The main limitation of this linkage project is its limited sample size, due to the narrow inclusion criteria for this study and financial and logistics issues. Also, plasma amyloid beta is a rough estimate of the Aβ load in the brain and little is known about the variations and the changes of clearance from brain to plasma over time. There is no circadian variation in plasma Aβ levels (Lachno et al. 2009). However, our heritability studies show that Aβ42 and Aβ40 plasma levels are stable enough to yield significant evidence for familial clustering of increased Aβ levels at early age before the onset of dementia. Several studies have shown its value as an easily obtainable biomarker for risk of AD (Ertekin-Taner et al. 2008; van Oijen et al. 2006), although there are also negative studies (Hansson et al. 2010; Kester et al. 2010). It is the best method available for population-based research, as it is ethically not feasible to perform lumbar punctures on healthy volunteers at a large scale in a population-based setting.
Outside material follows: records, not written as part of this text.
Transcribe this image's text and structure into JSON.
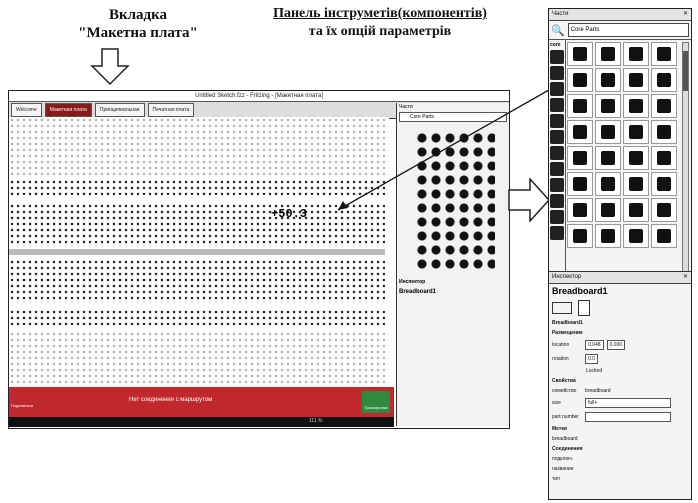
{
  "annotations": {
    "left_title_line1": "Вкладка",
    "left_title_line2": "\"Макетна плата\"",
    "right_title_line1": "Панель інструметів(компонентів)",
    "right_title_line2": "та їх опцій параметрів"
  },
  "window": {
    "title": "Untitled Sketch.fzz - Fritzing - [Макетная плата]",
    "tabs": [
      {
        "label": "Welcome"
      },
      {
        "label": "Макетная плата"
      },
      {
        "label": "Принципиальная"
      },
      {
        "label": "Печатная плата"
      }
    ]
  },
  "board": {
    "label": "+50.3"
  },
  "status": {
    "message": "Нет соединения с маршрутом",
    "route_button": "Трассировка",
    "share_button": "Поделиться",
    "zoom": "111 %"
  },
  "parts_panel": {
    "title": "Части",
    "search_value": "Core Parts",
    "category": "core"
  },
  "inspector": {
    "title": "Инспектор",
    "part_name": "Breadboard1",
    "subtitle": "Breadboard1",
    "placement_label": "Размещение",
    "location_label": "location",
    "location_x": "0.048",
    "location_y": "0.000",
    "rotation_label": "rotation",
    "rotation_value": "0.0",
    "locked_label": "Locked",
    "properties_label": "Свойства",
    "family_label": "семейство",
    "family_value": "breadboard",
    "size_label": "size",
    "size_value": "full+",
    "part_number_label": "part number",
    "tags_label": "Метки",
    "tags_value": "breadboard",
    "connections_label": "Соединения",
    "conn_label": "подключ.",
    "name_label": "название",
    "type_label": "тип"
  }
}
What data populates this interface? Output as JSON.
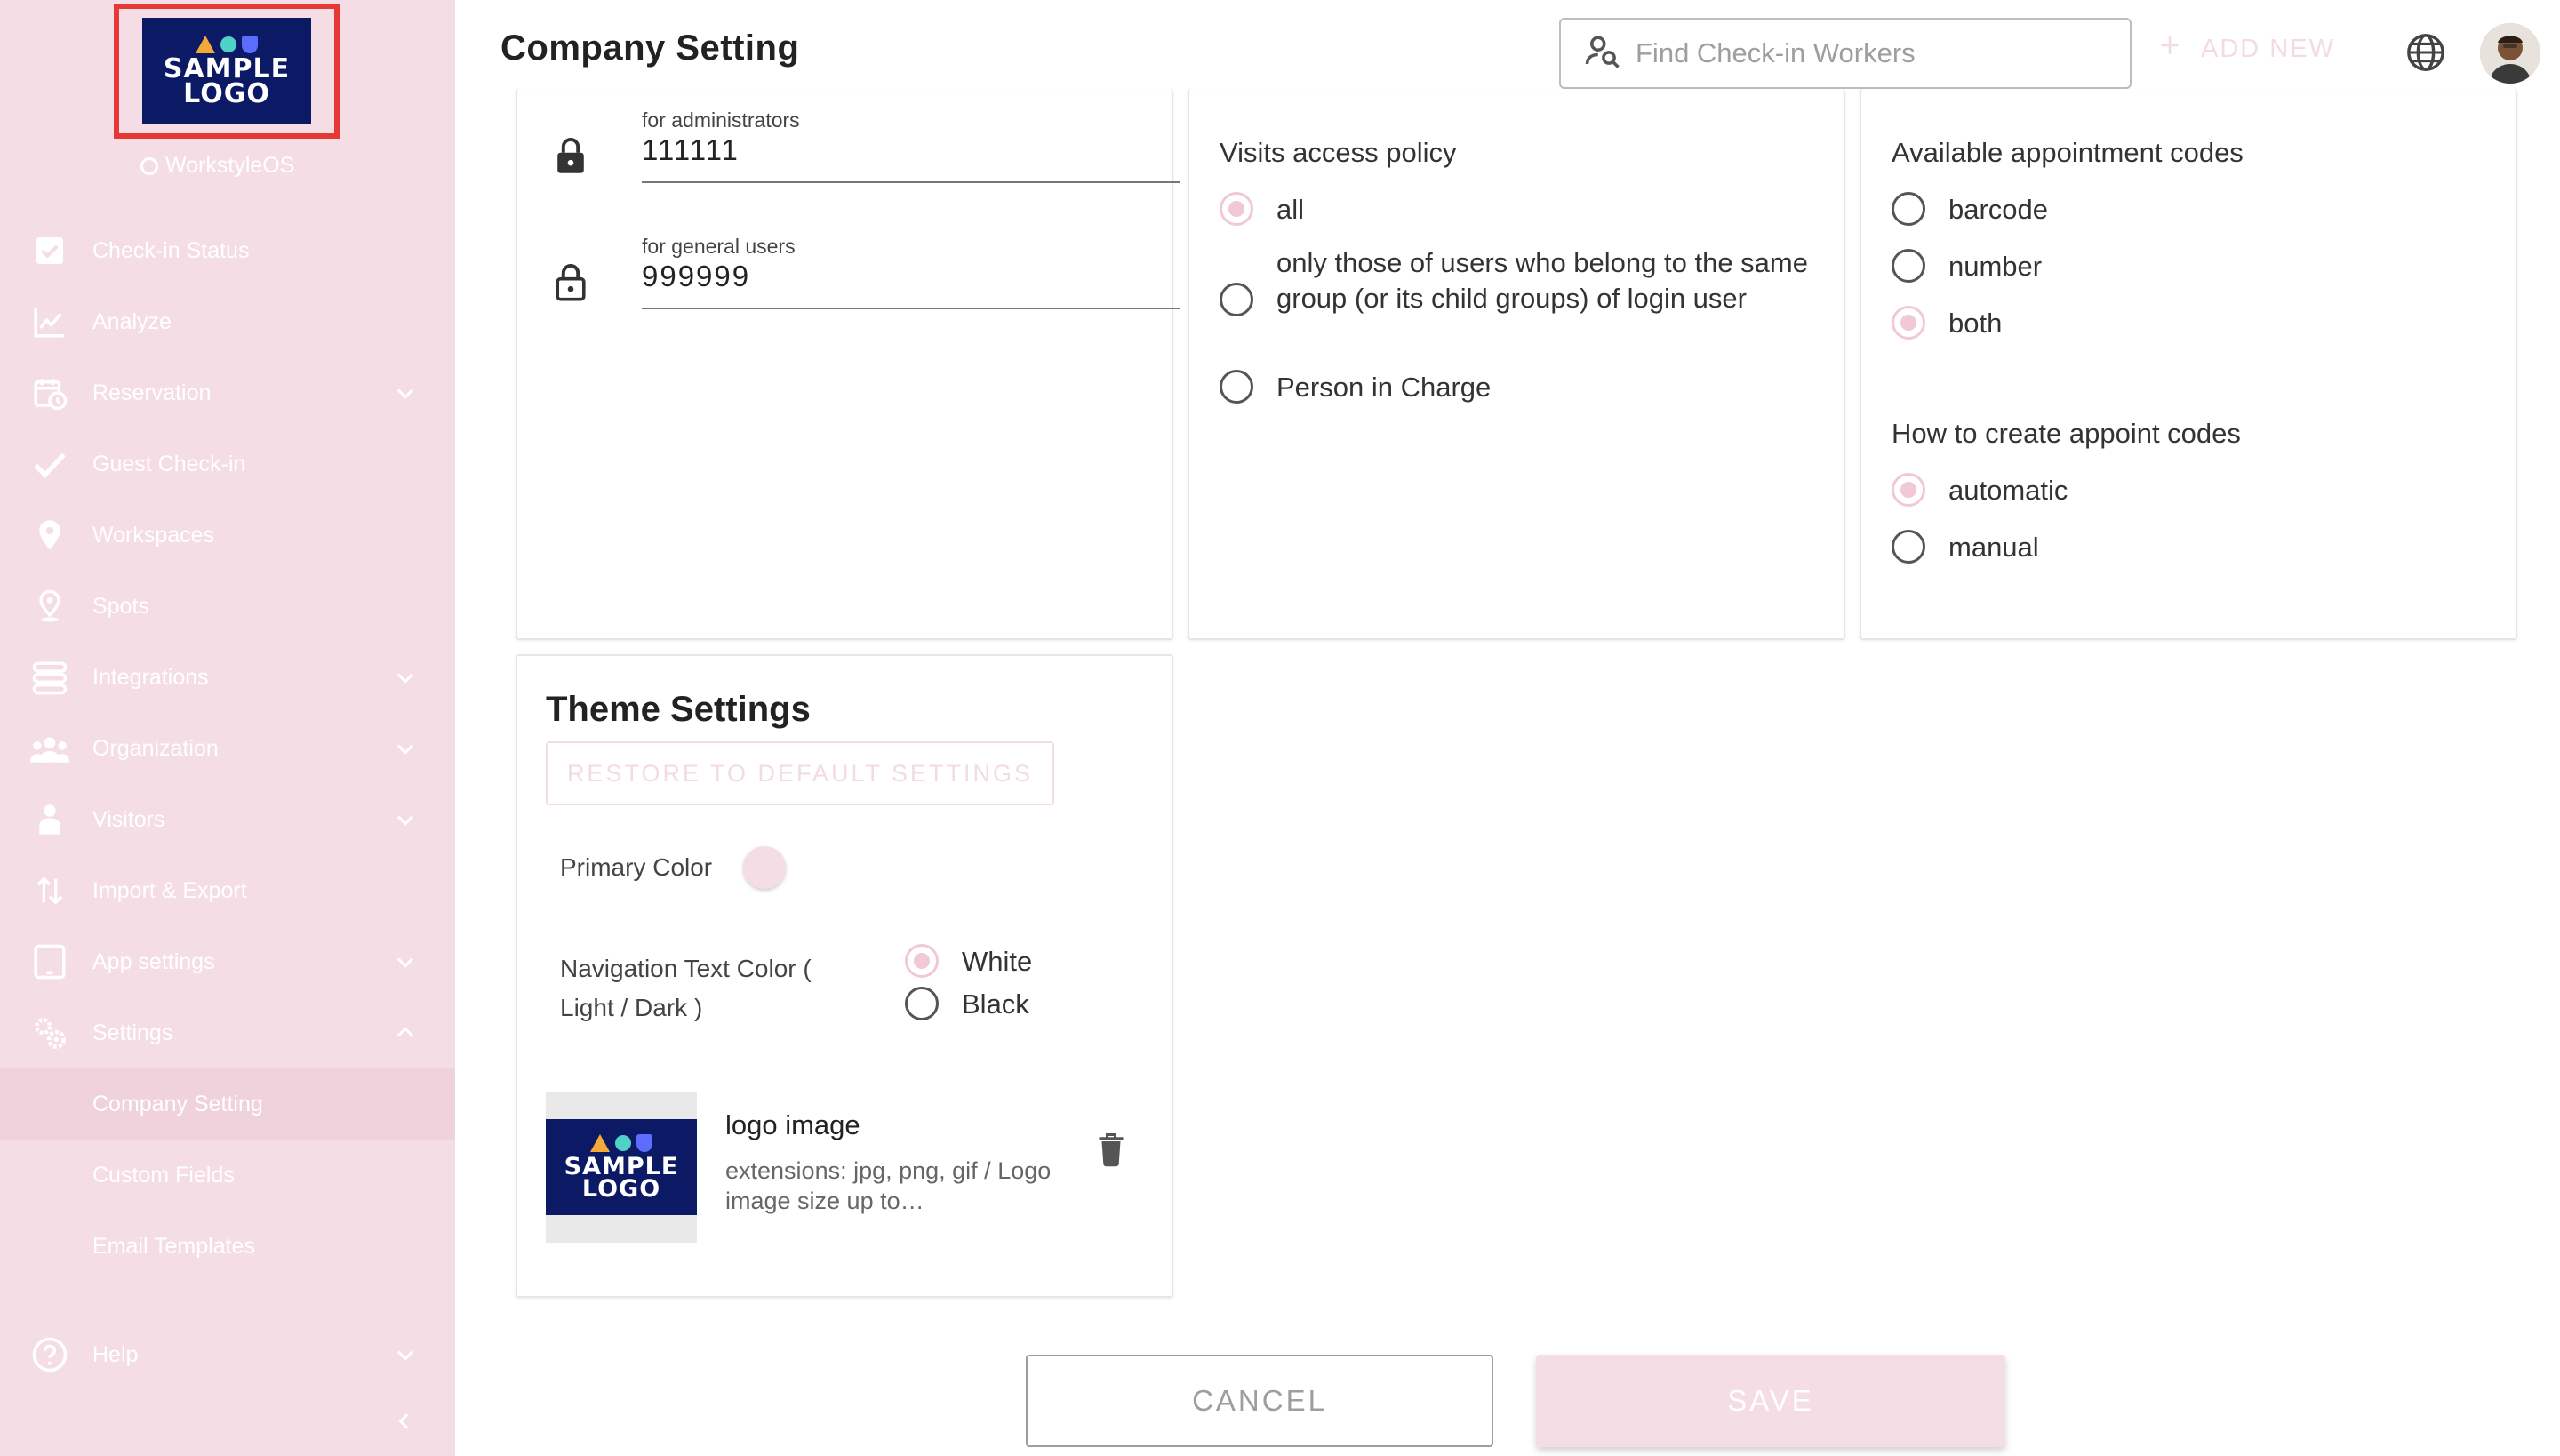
{
  "brand": {
    "logo_text": "SAMPLE LOGO",
    "product_name": "WorkstyleOS",
    "primary_color": "#f5dde6",
    "highlight_color": "#e53935"
  },
  "sidebar": {
    "items": [
      {
        "label": "Check-in Status",
        "icon": "checkbox-icon"
      },
      {
        "label": "Analyze",
        "icon": "chart-line-icon"
      },
      {
        "label": "Reservation",
        "icon": "calendar-clock-icon",
        "expandable": true
      },
      {
        "label": "Guest Check-in",
        "icon": "check-icon"
      },
      {
        "label": "Workspaces",
        "icon": "location-pin-icon"
      },
      {
        "label": "Spots",
        "icon": "spot-pin-icon"
      },
      {
        "label": "Integrations",
        "icon": "integrations-icon",
        "expandable": true
      },
      {
        "label": "Organization",
        "icon": "people-icon",
        "expandable": true
      },
      {
        "label": "Visitors",
        "icon": "visitor-icon",
        "expandable": true
      },
      {
        "label": "Import & Export",
        "icon": "import-export-icon"
      },
      {
        "label": "App settings",
        "icon": "tablet-icon",
        "expandable": true
      },
      {
        "label": "Settings",
        "icon": "gears-icon",
        "expanded": true
      }
    ],
    "sub_items": [
      {
        "label": "Company Setting",
        "active": true
      },
      {
        "label": "Custom Fields"
      },
      {
        "label": "Email Templates"
      }
    ],
    "help_label": "Help"
  },
  "header": {
    "title": "Company Setting",
    "search_placeholder": "Find Check-in Workers",
    "add_new_label": "ADD NEW"
  },
  "passwords": {
    "admin_label": "for administrators",
    "admin_value": "111111",
    "general_label": "for general users",
    "general_value": "999999"
  },
  "visits_policy": {
    "label": "Visits access policy",
    "options": [
      {
        "label": "all",
        "checked": true
      },
      {
        "label": "only those of users who belong to the same group (or its child groups) of login user",
        "checked": false
      },
      {
        "label": "Person in Charge",
        "checked": false
      }
    ]
  },
  "appointment_codes": {
    "label": "Available appointment codes",
    "options": [
      {
        "label": "barcode",
        "checked": false
      },
      {
        "label": "number",
        "checked": false
      },
      {
        "label": "both",
        "checked": true
      }
    ],
    "create_label": "How to create appoint codes",
    "create_options": [
      {
        "label": "automatic",
        "checked": true
      },
      {
        "label": "manual",
        "checked": false
      }
    ]
  },
  "theme": {
    "title": "Theme Settings",
    "restore_label": "RESTORE TO DEFAULT SETTINGS",
    "primary_color_label": "Primary Color",
    "nav_text_color_label": "Navigation Text Color ( Light / Dark )",
    "nav_options": [
      {
        "label": "White",
        "checked": true
      },
      {
        "label": "Black",
        "checked": false
      }
    ],
    "logo_title": "logo image",
    "logo_desc": "extensions: jpg, png, gif / Logo image size up to…"
  },
  "footer": {
    "cancel_label": "CANCEL",
    "save_label": "SAVE"
  }
}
Plasma amyloid beta 40 levels in healthy middle-aged subjects are associated with the locus containing the PSEN2 gene associated with early-onset Alzheimer’s disease, and with a locus on chromosome 11. Our findings support the involvement of these regions in the development of sporadic late-onset Alzheimer’s disease. Additionally, the identification of a known gene involved in the plasma Aβ levels in this hypothesis-free experiment can be considered a sign of robustness for this method in our inbred population. Lastly, our eQTL analysis underlines the new associations of interest in interpreting the results of an association analysis. Next-generation sequencing and expression analyses will hopefully allow us to investigate the linkage peaks identified in much more detail in the future.